Although the group has 200-plus members, Mr Dickin said many are concerned about speaking up through fear of backlash from freeholders and additional mental strain.
“The combined anxiety of living in unsafe homes and the financial storm on the horizon is extremely draining,” he added.
“Some (members) have even become experts in building safety and law in order to understand and challenge this terrible situation they’ve been forced into.”
Another key member of the group, leasehold expert Peter Shelcot, is lending advice to those in unfamiliar territory.
He stressed the importance of knowing the names of the 17 buildings in Suffolk afflicted by cladding issues, and is rallying political figures in Suffolk, including Ipswich MP Tom Hunt, to push for a clearer timeline on the Buildings Risk Review.

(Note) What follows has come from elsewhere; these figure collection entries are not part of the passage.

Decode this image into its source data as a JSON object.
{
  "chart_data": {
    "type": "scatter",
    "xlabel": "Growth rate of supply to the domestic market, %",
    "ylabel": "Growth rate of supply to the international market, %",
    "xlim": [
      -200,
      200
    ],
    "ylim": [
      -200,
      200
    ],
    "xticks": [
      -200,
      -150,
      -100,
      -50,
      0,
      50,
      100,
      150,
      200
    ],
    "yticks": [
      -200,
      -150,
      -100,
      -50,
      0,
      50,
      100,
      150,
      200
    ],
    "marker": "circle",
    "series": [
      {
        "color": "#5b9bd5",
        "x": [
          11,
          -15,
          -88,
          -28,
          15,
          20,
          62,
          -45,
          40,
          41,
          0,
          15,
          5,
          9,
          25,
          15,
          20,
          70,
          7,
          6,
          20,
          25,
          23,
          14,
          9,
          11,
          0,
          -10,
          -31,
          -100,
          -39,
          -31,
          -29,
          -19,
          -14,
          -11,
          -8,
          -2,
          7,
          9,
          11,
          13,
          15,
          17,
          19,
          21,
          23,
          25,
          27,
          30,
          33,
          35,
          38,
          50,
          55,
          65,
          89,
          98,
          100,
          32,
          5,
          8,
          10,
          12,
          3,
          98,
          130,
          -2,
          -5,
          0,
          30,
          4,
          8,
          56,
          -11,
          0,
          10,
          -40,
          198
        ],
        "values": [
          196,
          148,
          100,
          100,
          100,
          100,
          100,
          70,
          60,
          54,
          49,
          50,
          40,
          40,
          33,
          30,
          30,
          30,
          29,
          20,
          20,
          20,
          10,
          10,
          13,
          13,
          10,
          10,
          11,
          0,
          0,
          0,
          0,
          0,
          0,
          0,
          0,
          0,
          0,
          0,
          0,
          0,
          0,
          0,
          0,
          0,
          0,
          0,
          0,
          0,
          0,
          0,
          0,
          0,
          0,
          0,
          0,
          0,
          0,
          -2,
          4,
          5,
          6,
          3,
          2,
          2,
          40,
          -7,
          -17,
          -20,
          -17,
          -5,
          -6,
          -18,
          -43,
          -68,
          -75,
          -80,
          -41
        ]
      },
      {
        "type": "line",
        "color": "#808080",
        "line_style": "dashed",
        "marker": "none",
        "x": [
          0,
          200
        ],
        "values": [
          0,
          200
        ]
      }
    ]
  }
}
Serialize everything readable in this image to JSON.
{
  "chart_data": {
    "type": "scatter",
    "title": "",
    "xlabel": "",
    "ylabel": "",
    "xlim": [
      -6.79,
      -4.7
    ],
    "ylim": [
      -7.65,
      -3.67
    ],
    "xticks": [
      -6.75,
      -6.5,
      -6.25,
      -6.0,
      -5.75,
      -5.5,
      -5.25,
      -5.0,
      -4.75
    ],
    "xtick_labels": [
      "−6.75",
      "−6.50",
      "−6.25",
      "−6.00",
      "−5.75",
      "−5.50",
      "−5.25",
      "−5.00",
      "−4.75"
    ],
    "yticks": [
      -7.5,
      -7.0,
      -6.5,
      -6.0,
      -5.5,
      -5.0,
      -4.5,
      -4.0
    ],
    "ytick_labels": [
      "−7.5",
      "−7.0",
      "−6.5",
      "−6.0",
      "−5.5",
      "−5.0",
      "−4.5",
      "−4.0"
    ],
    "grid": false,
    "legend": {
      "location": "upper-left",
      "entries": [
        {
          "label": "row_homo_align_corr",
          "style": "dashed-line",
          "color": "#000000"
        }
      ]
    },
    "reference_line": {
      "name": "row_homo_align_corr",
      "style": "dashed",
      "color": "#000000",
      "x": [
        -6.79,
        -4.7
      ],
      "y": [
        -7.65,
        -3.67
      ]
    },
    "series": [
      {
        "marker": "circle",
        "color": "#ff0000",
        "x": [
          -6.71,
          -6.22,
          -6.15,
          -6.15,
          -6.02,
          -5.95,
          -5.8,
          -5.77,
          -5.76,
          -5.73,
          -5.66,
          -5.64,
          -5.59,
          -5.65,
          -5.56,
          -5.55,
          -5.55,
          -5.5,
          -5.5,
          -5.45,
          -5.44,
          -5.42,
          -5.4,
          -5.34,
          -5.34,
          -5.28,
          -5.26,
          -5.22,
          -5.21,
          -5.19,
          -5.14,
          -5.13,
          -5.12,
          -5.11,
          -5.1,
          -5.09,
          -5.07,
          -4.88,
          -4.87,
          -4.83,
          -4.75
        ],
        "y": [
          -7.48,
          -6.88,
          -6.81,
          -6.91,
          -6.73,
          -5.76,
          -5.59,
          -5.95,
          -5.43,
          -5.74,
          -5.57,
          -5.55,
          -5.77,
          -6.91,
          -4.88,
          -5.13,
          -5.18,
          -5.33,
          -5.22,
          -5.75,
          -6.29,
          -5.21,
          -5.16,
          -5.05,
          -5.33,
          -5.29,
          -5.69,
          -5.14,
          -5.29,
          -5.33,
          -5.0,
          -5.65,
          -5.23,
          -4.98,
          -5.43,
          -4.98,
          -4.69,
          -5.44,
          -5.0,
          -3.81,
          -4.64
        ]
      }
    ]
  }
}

Suffolk’s fire service said it will know more once it has inspected all high rises with non-Grenfell-style cladding by December 2021, as part of the national BRR.
This newspaper revealed cladding issues at Ipswich’s Cardinal Lofts, St Francis Tower and The Mill, but the rest are yet to be named.
MHCLG bosses said those in other affected buildings should have been told about the issues, though in previous cases tenants and leaseholders claim communication has been poor.
“We know many people are worried – our priority is removing dangerous cladding as quickly as possible, backed by £1.6billion of funding," a spokesman said.
“Building safety is the responsibility of building owners and costs of remediation work should be met without passing them on to leaseholders.
"We are considering options to fund this and will set out further details in due course."
Government chiefs say on their website that the current target is for all fire services to inspect buildings above 18 metres, with non-ACM style cladding, by December 2021.